Fair-ish and Balanced-ish
Tuesday, January 27, 2004
Out of Africa or Out of Everywhere
Human evolution is one of the most interesting aspects of modern biology, and one current controversy is where modern humans come from. There are two main schools of thought, one teaches that modern humans originated in Africa and spread over the globe, replacing other archaic human populations. The other school of thought, puts forward the case for the archaic human populations evolving into modern humans. In the very amateurish opinion of the author of this blog, the evidence tends to point towards the out of Africa hypothesis being correct.
A recent paper, published in the Proceedings of the National Academy of Sciences by Katerina Harvati, Stephen Frost and Kieran McNulty (February 3, 2004 vol. 101 no. 5 page 1149) has looked into the relationship between Neanderthals and humans.
The authors have examined the shapes of skulls of a number of primates, including modern humans (from a range of different regions), Neanderthals, some archaic humans, Old world Monkeys, and African Apes.
15 different points of the skulls where measured, and from this, a feature known as the Mahalanobis distance was determined. The Mahalanobis distances could then be used to quantitatively compare skulls.
If the out of Africa hypothesis is correct, one wouldn't expect Neanderthals to be similar to any particular human skull. This is because, the Neanderthals were replaced by a group of H. Sapiens who evolved in Africa and then spread North into Europe (and other parts of globe) displacing them.
On the other hand, if the regional continuity model is correct, the Neanderthal skulls should be closer to some human groups (who had larger genetic input from the Neanderthals) than other human groups (who didn't originate in Europe, and thus have smaller genetic input from the Neanderthals).

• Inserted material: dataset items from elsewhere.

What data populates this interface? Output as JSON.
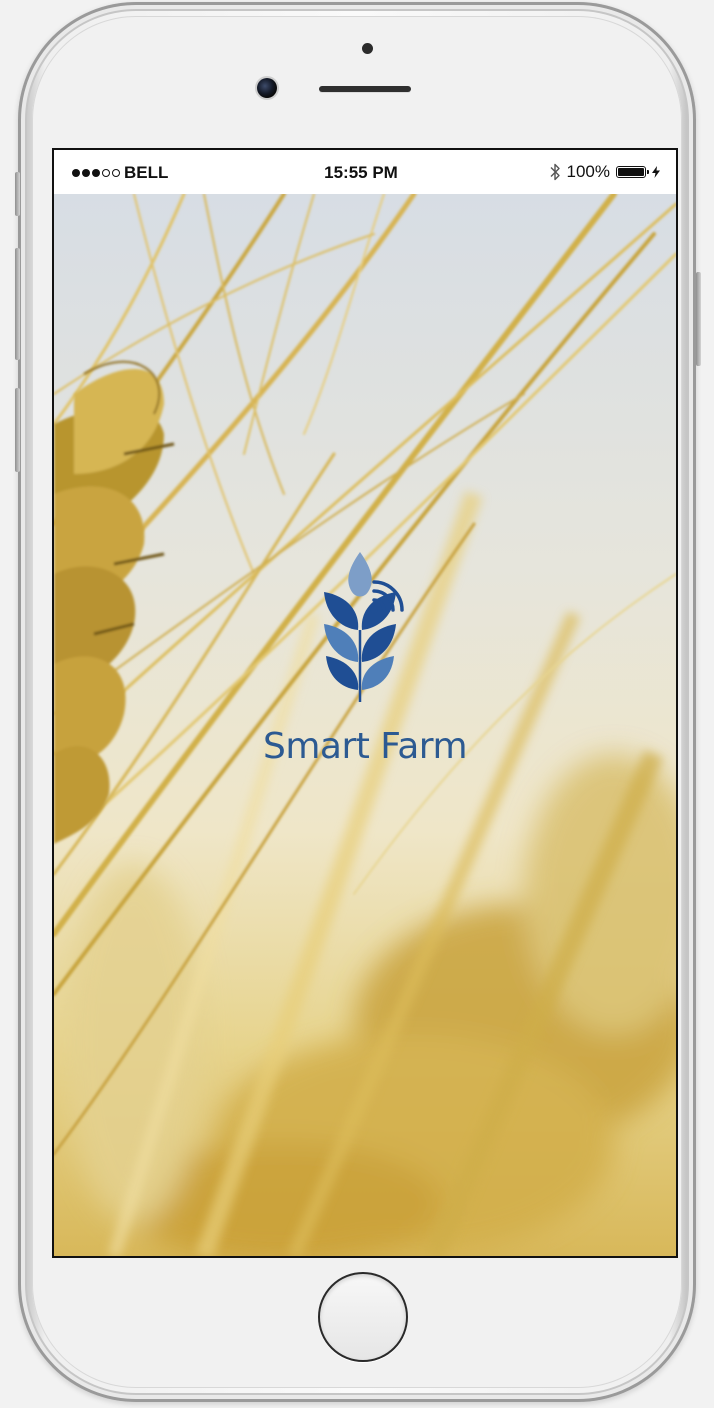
{
  "status_bar": {
    "carrier": "BELL",
    "signal_bars_full": 3,
    "signal_bars_total": 5,
    "time": "15:55 PM",
    "battery_percent_text": "100%",
    "battery_level": 1.0,
    "icons": [
      "signal-dots-icon",
      "bluetooth-icon",
      "battery-icon",
      "charging-bolt-icon"
    ]
  },
  "splash": {
    "app_name": "Smart Farm",
    "logo_icon": "wheat-wifi-logo-icon",
    "background": "wheat-field-photo"
  },
  "colors": {
    "brand_blue": "#2c5a92",
    "logo_dark": "#1f4e94",
    "logo_mid": "#4f7fb9",
    "logo_light": "#7d9ec8"
  },
  "device": {
    "home_button_icon": "home-button-icon"
  }
}
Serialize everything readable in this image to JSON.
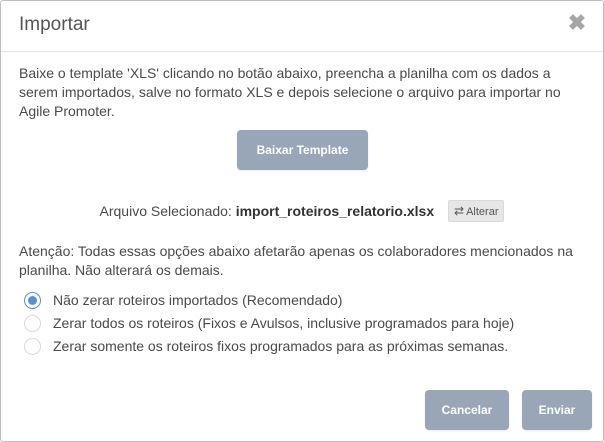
{
  "dialog": {
    "title": "Importar",
    "close_icon": "close-icon"
  },
  "description": "Baixe o template 'XLS' clicando no botão abaixo, preencha a planilha com os dados a serem importados, salve no formato XLS e depois selecione o arquivo para importar no Agile Promoter.",
  "download_button": "Baixar Template",
  "file": {
    "label": "Arquivo Selecionado:",
    "name": "import_roteiros_relatorio.xlsx",
    "change_icon": "swap-icon",
    "change_label": "Alterar"
  },
  "warning": "Atenção: Todas essas opções abaixo afetarão apenas os colaboradores mencionados na planilha. Não alterará os demais.",
  "options": [
    {
      "label": "Não zerar roteiros importados (Recomendado)",
      "checked": true
    },
    {
      "label": "Zerar todos os roteiros (Fixos e Avulsos, inclusive programados para hoje)",
      "checked": false
    },
    {
      "label": "Zerar somente os roteiros fixos programados para as próximas semanas.",
      "checked": false
    }
  ],
  "footer": {
    "cancel_label": "Cancelar",
    "send_label": "Enviar"
  },
  "colors": {
    "button": "#98a6b8",
    "radio_selected": "#5a8fd6"
  }
}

The results of the study support the first hypothesis. Neanderthal skulls show no statistical significant similarity to one human group over other. As the authors conclude:
The specific status of Neanderthals is important beyond taxonomic considerations due to its implications for modern human origins. Under the regional continuity model, Neanderthals are considered to be a subspecies of H. sapiens that contributed to the ancestry of at least the early modern Europeans. On the other hand, the recognition of Neanderthals as a species distinct from, but sympatric with, early modern humans strongly implies that they were not ancestral to any extant human populations, even if limited interbreeding occurred. The extreme morphological difference between Neanderthals and modern humans relative to subspecific differences among other catarrhines is not consistent with their subspecific designation, as postulated by the regional continuity model. Moreover, Neanderthal ancestry for the sympatric and roughly synchronic early modern Europeans is also refuted: the morphological distance found between these two fossil groups was equivalent to those between Neanderthals and other modern human populations. We interpret the evidence presented here as supporting the view that Neanderthals represent an extinct human species and therefore refute the regional continuity model for Europe.